Oposição busca prorrogação da CPMI do INSS após decisão polêmica sobre sigilos de Lulinha
Em um dia marcado por intensos embates políticos, a Comissão Parlamentar Mista de Inquérito (CPMI) do Instituto Nacional do Seguro Social (INSS) aprovou a quebra dos sigilos bancário e fiscal de Fábio Luís Lula da Silva, conhecido como Lulinha, filho do presidente Luiz Inácio Lula da Silva.
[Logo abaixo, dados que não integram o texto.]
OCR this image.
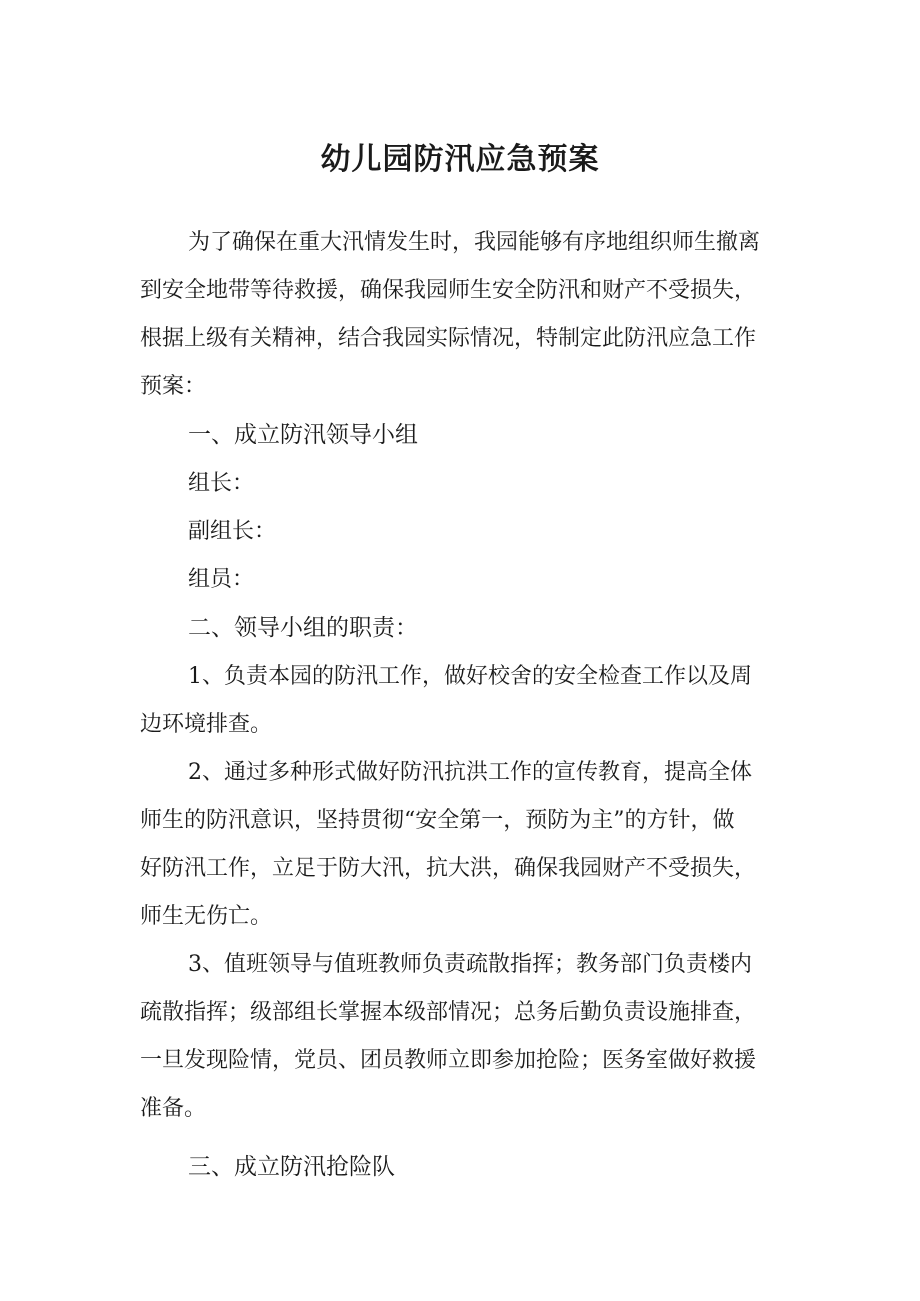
幼儿园防汛应急预案
为了确保在重大汛情发生时，我园能够有序地组织师生撤离
到安全地带等待救援，确保我园师生安全防汛和财产不受损失，
根据上级有关精神，结合我园实际情况，特制定此防汛应急工作
预案：
一、成立防汛领导小组
组长：
副组长：
组员：
二、领导小组的职责：
1、负责本园的防汛工作，做好校舍的安全检查工作以及周
边环境排查。
2、通过多种形式做好防汛抗洪工作的宣传教育，提高全体
师生的防汛意识，坚持贯彻“安全第一，预防为主”的方针，做
好防汛工作，立足于防大汛，抗大洪，确保我园财产不受损失，
师生无伤亡。
3、值班领导与值班教师负责疏散指挥；教务部门负责楼内
疏散指挥；级部组长掌握本级部情况；总务后勤负责设施排查，
一旦发现险情，党员、团员教师立即参加抢险；医务室做好救援
准备。
三、成立防汛抢险队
Paralelamente, a oposição protocolou um requerimento formal solicitando a prorrogação do prazo de funcionamento da comissão por mais 60 dias, visando aprofundar as investigações sobre supostas fraudes no órgão previdenciário.
Pedido de extensão busca convocar novos depoentes
O deputado federal Marcel van Hattem (Novo-RS) foi o autor do requerimento que solicita a extensão do prazo da CPMI, originalmente prevista para terminar em 28 de março. O documento, protocolado como CD251189898400 e subscrito por número suficiente de parlamentares, foi encaminhado pelo presidente da comissão, senador Carlos Viana (Podemos-MG), ao senador Davi Alcolumbre (União-AP).
Em entrevista à revista VEJA, o senador Viana justificou a necessidade da prorrogação, afirmando que o período adicional permitiria convocar indivíduos que até então conseguiram evitar prestar depoimento, seja através de habeas corpus ou atestados médicos. "Teríamos um relatório muito mais robusto", declarou Viana, destacando que a medida possibilitaria o aprofundamento das investigações com base em informações obtidas nas quebras de sigilo já autorizadas.
Quebra de sigilo de Lulinha gera tensão na sessão
A decisão de quebrar os sigilos de Lulinha foi proposta pelo relator da CPMI, Alfredo Gaspar (União-AL), que apresentou como justificativa mensagens interceptadas indicando possível envolvimento do filho do presidente em transações suspeitas. Segundo Gaspar, em uma conversa sobre um pagamento de 300 mil reais destinado à empresa de Roberta Luchsinger, figura central no esquema investigado, um interlocutor referiu-se ao beneficiário como "o filho do rapaz", expressão que poderia indicar Lulinha.
A aprovação do requerimento foi comemorada pela bancada de oposição, gerando protestos imediatos dos parlamentares governistas. A sessão foi marcada por embates verbais acalorados, com o deputado Rogério Correia (PT-MG) precisando ser contido por colegas de partido após demonstrar indignação com as celebrações da oposição.
Contexto e próximos passos da investigação
A CPMI do INSS foi instaurada para investigar denúncias de descontos irregulares em benefícios de aposentados e pensionistas, um escândalo que tem mobilizado a atenção do Congresso Nacional desde 2025. Com a possível prorrogação, os trabalhos da comissão poderão se estender até maio, permitindo:
- Ampliação do escopo das investigações sobre fraudes no sistema previdenciário
- Convocação de novos depoentes identificados através de quebras de sigilo
- Elaboração de um relatório final mais abrangente e detalhado
- Maior pressão política sobre figuras envolvidas no esquema
O desfecho desse processo dependerá da tramitação do requerimento de prorrogação e das decisões regimentais do Congresso, em um cenário de polarização que promete manter o tema no centro do debate político nacional nas próximas semanas.